Although Microsoft spokespersons proudly announced that the technology in Salta was “one of the pioneering cases in the use of AI data” in state programs, it presents little that is new. Instead, it is an extension of a long Argentine tradition: controlling the population through surveillance and force. And the reaction to it shows how grassroots Argentine feminists were able to take on this misuse of artificial intelligence.

In the 19th and early 20th centuries, successive Argentine governments carried out a genocide of Indigenous communities and promoted immigration policies based on ideologies designed to attract European settlement, all in hopes of blanquismo, or “whitening” the country. Over time, a national identity was constructed along social, cultural, and most of all racial lines.

This type of eugenic thinking has a propensity to shapeshift and adapt to new scientific paradigms and political circumstances, according to historian Marisa Miranda, who tracks Argentina’s attempts to control the population through science and technology. Take the case of immigration.
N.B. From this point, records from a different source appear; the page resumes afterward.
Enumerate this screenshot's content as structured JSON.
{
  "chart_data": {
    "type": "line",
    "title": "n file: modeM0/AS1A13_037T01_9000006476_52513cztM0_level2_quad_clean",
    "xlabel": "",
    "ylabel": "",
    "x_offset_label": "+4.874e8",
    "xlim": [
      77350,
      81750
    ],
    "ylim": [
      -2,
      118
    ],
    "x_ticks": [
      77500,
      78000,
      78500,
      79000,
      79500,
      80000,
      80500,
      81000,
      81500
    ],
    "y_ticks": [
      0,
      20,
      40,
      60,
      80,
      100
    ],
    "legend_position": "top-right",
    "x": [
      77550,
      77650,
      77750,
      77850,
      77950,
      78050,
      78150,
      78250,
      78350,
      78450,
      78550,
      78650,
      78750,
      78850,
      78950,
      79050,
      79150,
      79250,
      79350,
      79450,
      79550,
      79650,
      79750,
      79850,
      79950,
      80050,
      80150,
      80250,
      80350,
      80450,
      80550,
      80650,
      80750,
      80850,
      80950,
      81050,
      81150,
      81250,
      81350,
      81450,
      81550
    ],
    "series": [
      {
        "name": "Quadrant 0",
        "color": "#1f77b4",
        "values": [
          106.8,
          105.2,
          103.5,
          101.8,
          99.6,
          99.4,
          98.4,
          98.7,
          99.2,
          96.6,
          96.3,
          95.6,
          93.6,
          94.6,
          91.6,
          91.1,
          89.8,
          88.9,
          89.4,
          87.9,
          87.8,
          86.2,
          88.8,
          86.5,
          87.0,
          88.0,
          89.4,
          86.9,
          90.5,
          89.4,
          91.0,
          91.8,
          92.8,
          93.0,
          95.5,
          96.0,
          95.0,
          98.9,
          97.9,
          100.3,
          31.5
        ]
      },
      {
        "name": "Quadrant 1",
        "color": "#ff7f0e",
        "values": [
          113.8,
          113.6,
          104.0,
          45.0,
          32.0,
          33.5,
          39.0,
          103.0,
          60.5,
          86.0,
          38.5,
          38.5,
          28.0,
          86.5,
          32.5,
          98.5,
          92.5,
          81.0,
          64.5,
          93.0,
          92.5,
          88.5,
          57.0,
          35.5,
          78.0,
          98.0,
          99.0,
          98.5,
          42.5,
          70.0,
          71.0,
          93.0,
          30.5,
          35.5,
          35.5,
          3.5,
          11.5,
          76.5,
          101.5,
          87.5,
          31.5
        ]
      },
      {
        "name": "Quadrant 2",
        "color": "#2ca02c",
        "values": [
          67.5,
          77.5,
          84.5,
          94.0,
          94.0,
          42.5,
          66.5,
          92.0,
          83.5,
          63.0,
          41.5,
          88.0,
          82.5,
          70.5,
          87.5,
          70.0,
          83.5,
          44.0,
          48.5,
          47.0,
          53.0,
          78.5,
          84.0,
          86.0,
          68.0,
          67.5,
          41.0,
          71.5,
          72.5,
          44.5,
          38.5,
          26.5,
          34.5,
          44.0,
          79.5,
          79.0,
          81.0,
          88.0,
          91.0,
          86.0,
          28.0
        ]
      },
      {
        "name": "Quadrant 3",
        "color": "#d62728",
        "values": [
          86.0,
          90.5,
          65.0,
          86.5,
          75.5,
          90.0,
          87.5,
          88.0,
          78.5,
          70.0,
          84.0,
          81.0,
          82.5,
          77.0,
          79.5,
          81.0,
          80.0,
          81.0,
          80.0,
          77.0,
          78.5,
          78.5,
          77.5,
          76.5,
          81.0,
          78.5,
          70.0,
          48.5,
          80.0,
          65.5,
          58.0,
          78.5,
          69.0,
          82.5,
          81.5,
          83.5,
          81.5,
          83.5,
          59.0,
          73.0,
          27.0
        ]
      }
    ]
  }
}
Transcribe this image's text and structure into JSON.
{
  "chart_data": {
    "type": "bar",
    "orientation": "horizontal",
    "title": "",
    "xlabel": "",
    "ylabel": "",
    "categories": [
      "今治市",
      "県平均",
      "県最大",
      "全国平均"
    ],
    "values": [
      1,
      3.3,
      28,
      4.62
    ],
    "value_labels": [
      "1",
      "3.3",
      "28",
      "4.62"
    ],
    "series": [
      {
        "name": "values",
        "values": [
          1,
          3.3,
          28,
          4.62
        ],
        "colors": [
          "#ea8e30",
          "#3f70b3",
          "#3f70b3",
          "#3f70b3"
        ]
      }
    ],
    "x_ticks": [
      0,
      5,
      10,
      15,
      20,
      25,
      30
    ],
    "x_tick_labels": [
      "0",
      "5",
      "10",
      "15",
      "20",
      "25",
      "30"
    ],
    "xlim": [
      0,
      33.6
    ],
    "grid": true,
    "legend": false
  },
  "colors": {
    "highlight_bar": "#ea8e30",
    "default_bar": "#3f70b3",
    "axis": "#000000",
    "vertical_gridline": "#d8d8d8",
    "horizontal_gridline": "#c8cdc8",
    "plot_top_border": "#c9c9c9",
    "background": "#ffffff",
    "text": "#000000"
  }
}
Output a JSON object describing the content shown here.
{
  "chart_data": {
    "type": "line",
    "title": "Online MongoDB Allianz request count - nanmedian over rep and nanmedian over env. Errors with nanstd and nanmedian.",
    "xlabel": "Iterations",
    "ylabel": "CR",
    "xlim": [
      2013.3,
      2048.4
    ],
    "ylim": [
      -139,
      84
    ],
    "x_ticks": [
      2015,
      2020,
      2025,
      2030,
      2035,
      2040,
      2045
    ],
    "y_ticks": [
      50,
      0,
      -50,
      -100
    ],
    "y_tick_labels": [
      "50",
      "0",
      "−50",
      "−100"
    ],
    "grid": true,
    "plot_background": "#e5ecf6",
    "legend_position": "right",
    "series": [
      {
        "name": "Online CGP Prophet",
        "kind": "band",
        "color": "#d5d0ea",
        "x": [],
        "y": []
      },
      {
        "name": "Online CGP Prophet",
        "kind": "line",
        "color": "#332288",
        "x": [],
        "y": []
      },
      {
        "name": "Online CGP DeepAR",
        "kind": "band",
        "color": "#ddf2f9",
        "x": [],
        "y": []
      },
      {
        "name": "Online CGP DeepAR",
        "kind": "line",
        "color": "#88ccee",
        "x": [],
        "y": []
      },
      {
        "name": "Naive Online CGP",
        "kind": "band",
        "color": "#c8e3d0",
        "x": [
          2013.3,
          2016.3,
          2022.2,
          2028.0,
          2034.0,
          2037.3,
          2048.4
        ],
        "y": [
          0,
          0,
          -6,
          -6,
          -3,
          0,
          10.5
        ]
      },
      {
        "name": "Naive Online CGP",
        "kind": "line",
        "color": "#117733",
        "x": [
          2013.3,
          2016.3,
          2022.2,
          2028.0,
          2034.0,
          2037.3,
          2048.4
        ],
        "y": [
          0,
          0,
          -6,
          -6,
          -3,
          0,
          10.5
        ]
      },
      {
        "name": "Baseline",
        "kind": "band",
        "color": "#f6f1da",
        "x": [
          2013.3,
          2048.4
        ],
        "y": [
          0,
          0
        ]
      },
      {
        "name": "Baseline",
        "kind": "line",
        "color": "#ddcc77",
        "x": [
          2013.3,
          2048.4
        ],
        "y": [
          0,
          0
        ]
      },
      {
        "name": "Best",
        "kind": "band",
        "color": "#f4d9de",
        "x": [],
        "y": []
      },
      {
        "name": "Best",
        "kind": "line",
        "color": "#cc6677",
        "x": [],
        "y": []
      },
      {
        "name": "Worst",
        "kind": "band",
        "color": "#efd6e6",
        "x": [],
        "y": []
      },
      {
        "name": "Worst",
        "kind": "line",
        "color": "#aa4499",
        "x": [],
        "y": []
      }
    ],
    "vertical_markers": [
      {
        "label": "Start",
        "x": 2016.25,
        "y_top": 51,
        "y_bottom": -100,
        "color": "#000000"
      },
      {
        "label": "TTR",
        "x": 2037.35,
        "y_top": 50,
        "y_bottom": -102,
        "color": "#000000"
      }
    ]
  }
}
Throughout Argentina’s history, opinion has oscillated between celebrating immigration as a means of “improving” the population and considering immigrants to be undesirable and a political threat to be carefully watched and managed.

More recently, the Argentine military dictatorship between 1976 and 1983 controlled the population through systematic political violence. During the dictatorship, women had the “patriotic task” of populating the country, and contraception was prohibited by a 1977 law. The cruelest expression of the dictatorship’s interest in motherhood was the practice of kidnapping pregnant women considered politically subversive. Most women were murdered after giving birth and many of their children were illegally adopted by the military to be raised by “patriotic, Catholic families.”

While Salta’s AI system to “predict pregnancy” was hailed as futuristic, it can only be understood in light of this long history, particularly, in Miranda’s words, the persistent eugenic impulse that always “contains a reference to the future” and assumes that reproduction “should be managed by the powerful.”

Due to the complete lack of national AI regulation, the Technology Platform for Social Intervention was never subject to formal review and no assessment of its impacts on girls and women has been made. There has been no official data published on its accuracy or outcomes. Like most AI systems all over the world, including those used in sensitive contexts, it lacks transparency and accountability.

Though it is unclear whether the technology program was ultimately suspended, everything we know about the system comes from the efforts of feminist activists and journalists who led what amounted to a grassroots audit of a flawed and harmful AI system. By quickly activating a well-oiled machine of community organizing, these activists brought national media attention to how an untested, unregulated technology was being used to violate the rights of girls and women.

“The idea that algorithms can predict teenage pregnancy before it happens is the perfect excuse for anti-women and anti-sexual and reproductive rights activists to declare abortion laws unnecessary,” wrote feminist scholars Paz Peña and Joana Varon at the time. Indeed, it was soon revealed that an Argentine nonprofit called the Conin Foundation, run by doctor Abel Albino, a vocal opponent of abortion rights, was behind the technology, along with Microsoft.